The [PLO] Department of Refugee Affairs – the [PLO] Supreme National Committee to Commemorate Nakba Day (see note below -Ed.)”

 

The Balfour Declaration of Nov. 2, 1917 was a letter from British Foreign Secretary Arthur Balfour to Baron Rothschild stating that "His Majesty's government views with favour the establishment in Palestine of a national home for the Jewish people." In 1922, the League of Nations adopted this and made the British Mandate "responsible for putting into effect the declaration," which led to the UN vote in favor of partitioning Mandatory Palestine into a Jewish state and an Arab state in 1947. In response, Britain ended its mandate on May 15, 1948, and the Palestinian Jews, who accepted the Partition Plan, declared the independent State of Israel. The Palestinian Arabs rejected the plan and together with 7 Arab states attacked Israel, in what is now known as Israel's War of Independence.

Yasser Arafat – Founder of Fatah and former chairman of the PLO and PA. During the 1960s, 70s and 80s Arafat was behind numerous terror attacks against Israelis. Although he received the Nobel Peace Prize in 1994 together with then Israeli Prime Minister Yitzhak Rabin and then Israeli Minister of Foreign Affairs Shimon Peres “for their efforts to create peace in the Middle East" after signing the Oslo Accords peace agreement, Arafat launched a 5-year terror campaign - the second Intifada (2000-2005) – in which more than 1,000 Israelis were murdered. Arafat died of an illness in 2004.

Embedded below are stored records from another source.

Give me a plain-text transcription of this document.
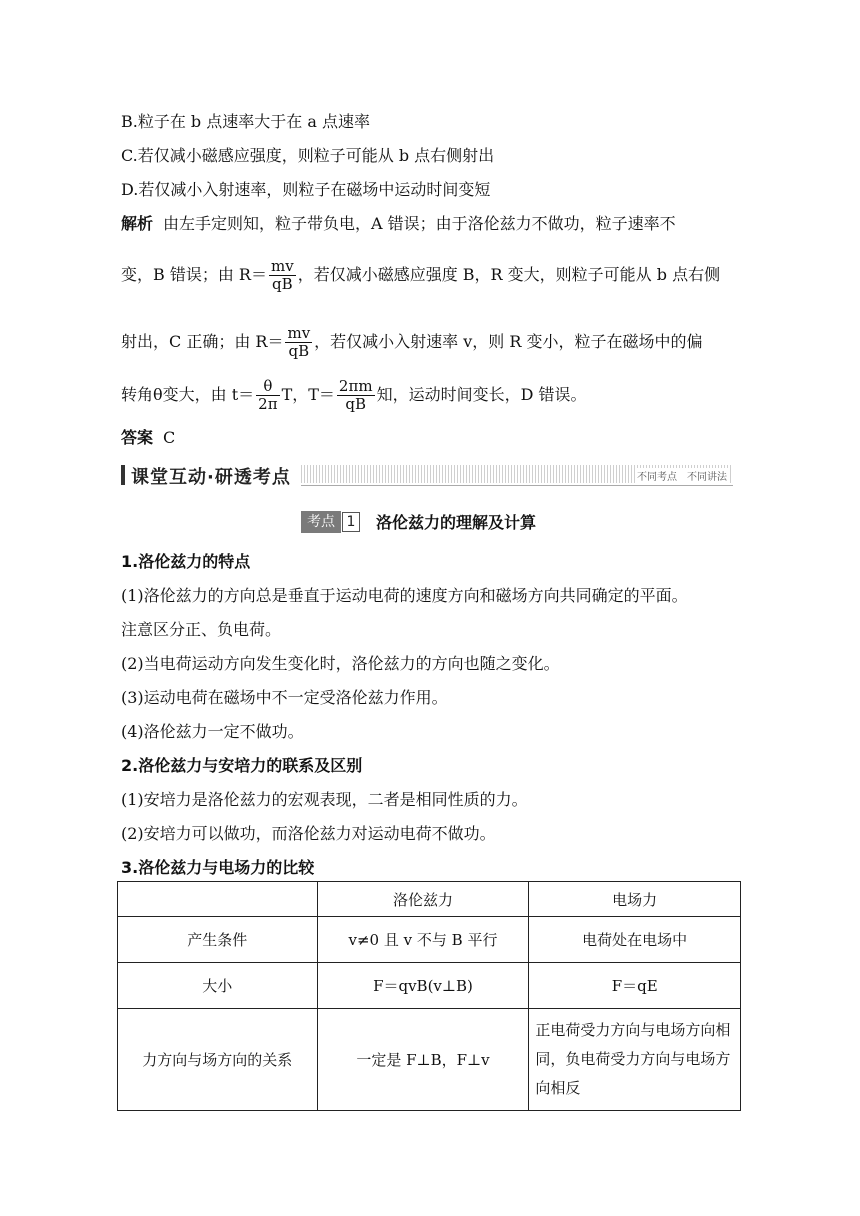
B.粒子在 b 点速率大于在 a 点速率
C.若仅减小磁感应强度，则粒子可能从 b 点右侧射出
D.若仅减小入射速率，则粒子在磁场中运动时间变短
解析 由左手定则知，粒子带负电，A 错误；由于洛伦兹力不做功，粒子速率不
变，B 错误；由 $R= \frac{mv}{qB}$ ，若仅减小磁感应强度 B，R 变大，则粒子可能从 b 点右侧
射出，C 正确；由 $R= \frac{mv}{qB}$ ，若仅减小入射速率 v，则 R 变小，粒子在磁场中的偏
转角θ变大，由 $t= \frac{\theta}{2\pi}$ T，$T= \frac{2\pi m}{qB}$ 知，运动时间变长，D 错误。
答案 C
课堂互动·研透考点	不同考点　不同讲法
考点 1 洛伦兹力的理解及计算
1.洛伦兹力的特点
(1)洛伦兹力的方向总是垂直于运动电荷的速度方向和磁场方向共同确定的平面。
注意区分正、负电荷。
(2)当电荷运动方向发生变化时，洛伦兹力的方向也随之变化。
(3)运动电荷在磁场中不一定受洛伦兹力作用。
(4)洛伦兹力一定不做功。
2.洛伦兹力与安培力的联系及区别
(1)安培力是洛伦兹力的宏观表现，二者是相同性质的力。
(2)安培力可以做功，而洛伦兹力对运动电荷不做功。
3.洛伦兹力与电场力的比较
	洛伦兹力	电场力
产生条件	v≠0 且 v 不与 B 平行	电荷处在电场中
大小	F＝qvB(v⊥B)	F＝qE
力方向与场方向的关系	一定是 F⊥B，F⊥v	正电荷受力方向与电场方向相同，负电荷受力方向与电场方向相反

Palestinian declaration of independence - On Nov. 15, 1988, before the Palestine National Council (PNC), the Palestinian parliament in exile in Algeria, Chairman of the Palestine Liberation Organization (PLO) Yasser Arafat declared the establishment of an independent Palestinian state with Jerusalem as its capital. Although the borders were not specified in the declaration, it recognized the UN partition plan of 1947, which called for the creation of a Jewish state and an Arab state in the former British Mandate for Palestine.

UN Resolution 194 (Chapter 11, Dec. 11, 1948) states that "the refugees wishing to return to their homes and live at peace with their neighbors should be permitted to do so at the earliest practicable date, and that compensation should be paid for the property of those choosing not to return." Palestinian leaders argue this means that all Arabs who left Israel during the war (hundreds of thousands) and their descendants (a few million) have a "right of return" to Israel. Israel argues that the resolution only calls for a limited return and only under certain conditions, especially focusing on the words "wishing to return... and live at peace with their neighbors."

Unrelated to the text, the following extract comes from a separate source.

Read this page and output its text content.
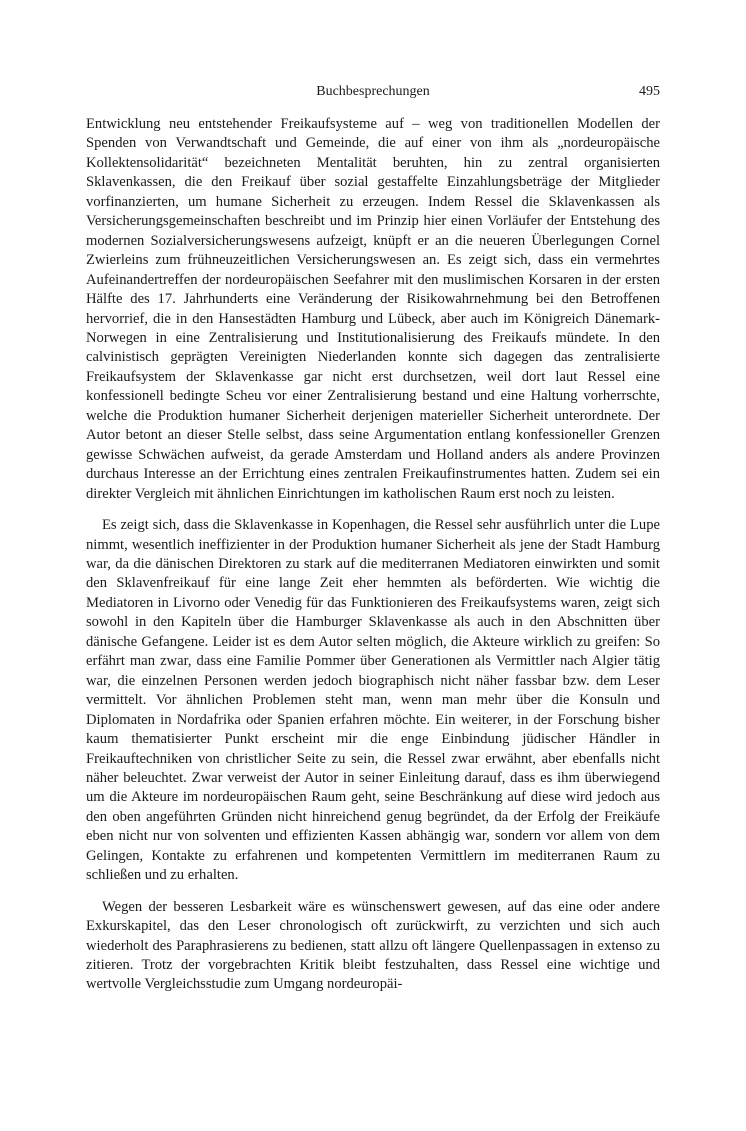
Buchbesprechungen	495

Entwicklung neu entstehender Freikaufsysteme auf – weg von traditionellen Modellen der Spenden von Verwandtschaft und Gemeinde, die auf einer von ihm als „nordeuropäische Kollektensolidarität“ bezeichneten Mentalität beruhten, hin zu zentral organisierten Sklavenkassen, die den Freikauf über sozial gestaffelte Einzahlungsbeträge der Mitglieder vorfinanzierten, um humane Sicherheit zu erzeugen. Indem Ressel die Sklavenkassen als Versicherungsgemeinschaften beschreibt und im Prinzip hier einen Vorläufer der Entstehung des modernen Sozialversicherungswesens aufzeigt, knüpft er an die neueren Überlegungen Cornel Zwierleins zum frühneuzeitlichen Versicherungswesen an. Es zeigt sich, dass ein vermehrtes Aufeinandertreffen der nordeuropäischen Seefahrer mit den muslimischen Korsaren in der ersten Hälfte des 17. Jahrhunderts eine Veränderung der Risikowahrnehmung bei den Betroffenen hervorrief, die in den Hansestädten Hamburg und Lübeck, aber auch im Königreich Dänemark-Norwegen in eine Zentralisierung und Institutionalisierung des Freikaufs mündete. In den calvinistisch geprägten Vereinigten Niederlanden konnte sich dagegen das zentralisierte Freikaufsystem der Sklavenkasse gar nicht erst durchsetzen, weil dort laut Ressel eine konfessionell bedingte Scheu vor einer Zentralisierung bestand und eine Haltung vorherrschte, welche die Produktion humaner Sicherheit derjenigen materieller Sicherheit unterordnete. Der Autor betont an dieser Stelle selbst, dass seine Argumentation entlang konfessioneller Grenzen gewisse Schwächen aufweist, da gerade Amsterdam und Holland anders als andere Provinzen durchaus Interesse an der Errichtung eines zentralen Freikaufinstrumentes hatten. Zudem sei ein direkter Vergleich mit ähnlichen Einrichtungen im katholischen Raum erst noch zu leisten.

Es zeigt sich, dass die Sklavenkasse in Kopenhagen, die Ressel sehr ausführlich unter die Lupe nimmt, wesentlich ineffizienter in der Produktion humaner Sicherheit als jene der Stadt Hamburg war, da die dänischen Direktoren zu stark auf die mediterranen Mediatoren einwirkten und somit den Sklavenfreikauf für eine lange Zeit eher hemmten als beförderten. Wie wichtig die Mediatoren in Livorno oder Venedig für das Funktionieren des Freikaufsystems waren, zeigt sich sowohl in den Kapiteln über die Hamburger Sklavenkasse als auch in den Abschnitten über dänische Gefangene. Leider ist es dem Autor selten möglich, die Akteure wirklich zu greifen: So erfährt man zwar, dass eine Familie Pommer über Generationen als Vermittler nach Algier tätig war, die einzelnen Personen werden jedoch biographisch nicht näher fassbar bzw. dem Leser vermittelt. Vor ähnlichen Problemen steht man, wenn man mehr über die Konsuln und Diplomaten in Nordafrika oder Spanien erfahren möchte. Ein weiterer, in der Forschung bisher kaum thematisierter Punkt erscheint mir die enge Einbindung jüdischer Händler in Freikauftechniken von christlicher Seite zu sein, die Ressel zwar erwähnt, aber ebenfalls nicht näher beleuchtet. Zwar verweist der Autor in seiner Einleitung darauf, dass es ihm überwiegend um die Akteure im nordeuropäischen Raum geht, seine Beschränkung auf diese wird jedoch aus den oben angeführten Gründen nicht hinreichend genug begründet, da der Erfolg der Freikäufe eben nicht nur von solventen und effizienten Kassen abhängig war, sondern vor allem von dem Gelingen, Kontakte zu erfahrenen und kompetenten Vermittlern im mediterranen Raum zu schließen und zu erhalten.

Wegen der besseren Lesbarkeit wäre es wünschenswert gewesen, auf das eine oder andere Exkurskapitel, das den Leser chronologisch oft zurückwirft, zu verzichten und sich auch wiederholt des Paraphrasierens zu bedienen, statt allzu oft längere Quellenpassagen in extenso zu zitieren. Trotz der vorgebrachten Kritik bleibt festzuhalten, dass Ressel eine wichtige und wertvolle Vergleichsstudie zum Umgang nordeuropäi-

It should be noted that according to the UN Charter itself, UN General Assembly resolutions are only "recommendations" and have "no legal power that affects the outside world." UN Security Council Resolutions are only binding if they were adopted under Chapter VII of the UN Charter. Resolutions adopted by the UN Human Rights Council are clearly prejudiced as noted by human rights expert Christine Cerna: “In my view Israel has a unique status in the UN Human Rights Council. Impartiality is not a requirement sought by the Council for the appointment of experts when it comes to Israel."

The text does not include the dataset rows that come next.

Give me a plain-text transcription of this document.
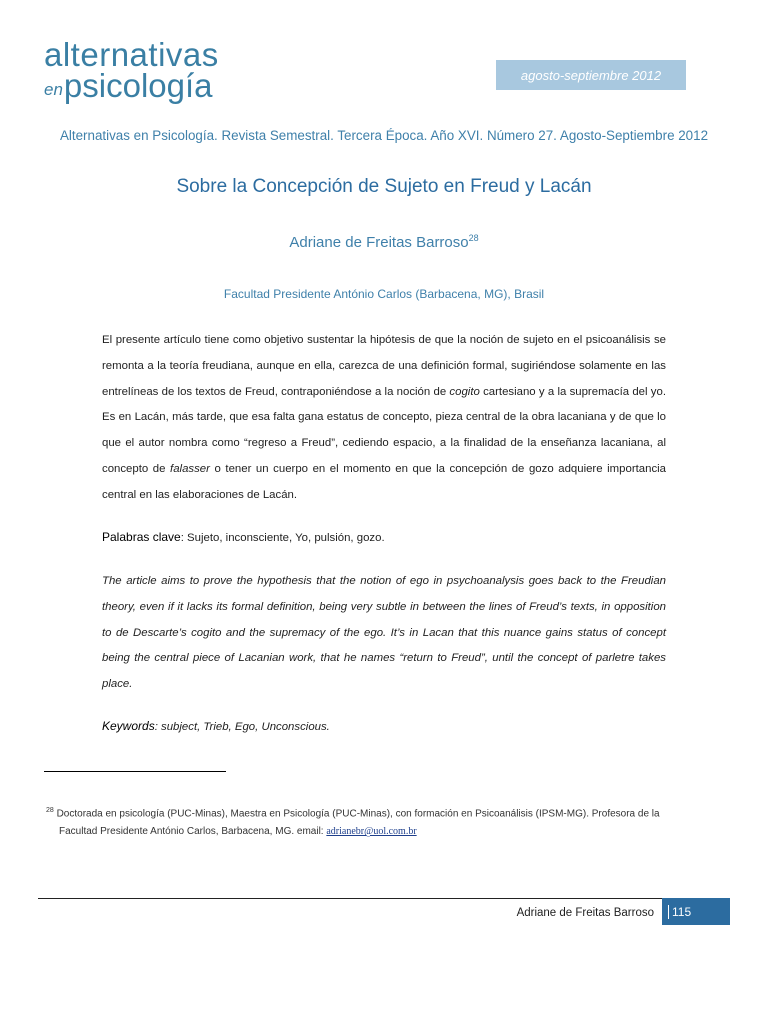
alternativas
enpsicología	agosto-septiembre 2012
Alternativas en Psicología. Revista Semestral. Tercera Época. Año XVI. Número 27. Agosto-Septiembre 2012
Sobre la Concepción de Sujeto en Freud y Lacán
Adriane de Freitas Barroso$^{28}$
Facultad Presidente António Carlos (Barbacena, MG), Brasil

El presente artículo tiene como objetivo sustentar la hipótesis de que la noción de sujeto en el psicoanálisis se remonta a la teoría freudiana, aunque en ella, carezca de una definición formal, sugiriéndose solamente en las entrelíneas de los textos de Freud, contraponiéndose a la noción de cogito cartesiano y a la supremacía del yo. Es en Lacán, más tarde, que esa falta gana estatus de concepto, pieza central de la obra lacaniana y de que lo que el autor nombra como “regreso a Freud”, cediendo espacio, a la finalidad de la enseñanza lacaniana, al concepto de falasser o tener un cuerpo en el momento en que la concepción de gozo adquiere importancia central en las elaboraciones de Lacán.

Palabras clave: Sujeto, inconsciente, Yo, pulsión, gozo.

The article aims to prove the hypothesis that the notion of ego in psychoanalysis goes back to the Freudian theory, even if it lacks its formal definition, being very subtle in between the lines of Freud’s texts, in opposition to de Descarte’s cogito and the supremacy of the ego. It’s in Lacan that this nuance gains status of concept being the central piece of Lacanian work, that he names “return to Freud”, until the concept of parletre takes place.

Keywords: subject, Trieb, Ego, Unconscious.

$^{28}$ Doctorada en psicología (PUC-Minas), Maestra en Psicología (PUC-Minas), con formación en Psicoanálisis (IPSM-MG). Profesora de la
Facultad Presidente António Carlos, Barbacena, MG. email: adrianebr@uol.com.br

Adriane de Freitas Barroso 115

Nakba Day - Palestinians commemorate Nakba Day on May 15, the day after the establishment of Israel. On May 15, 1948, combined forces from Egypt, Jordan, Syria and Iraq joined local Arab forces in an attempt to eradicate the newly established State of Israel. The Nakba (Arabic = catastrophe) refers to the establishment of Israel, and the subsequent defeat in the war, including the killing and displacement of Arab civilians that occurred during the war.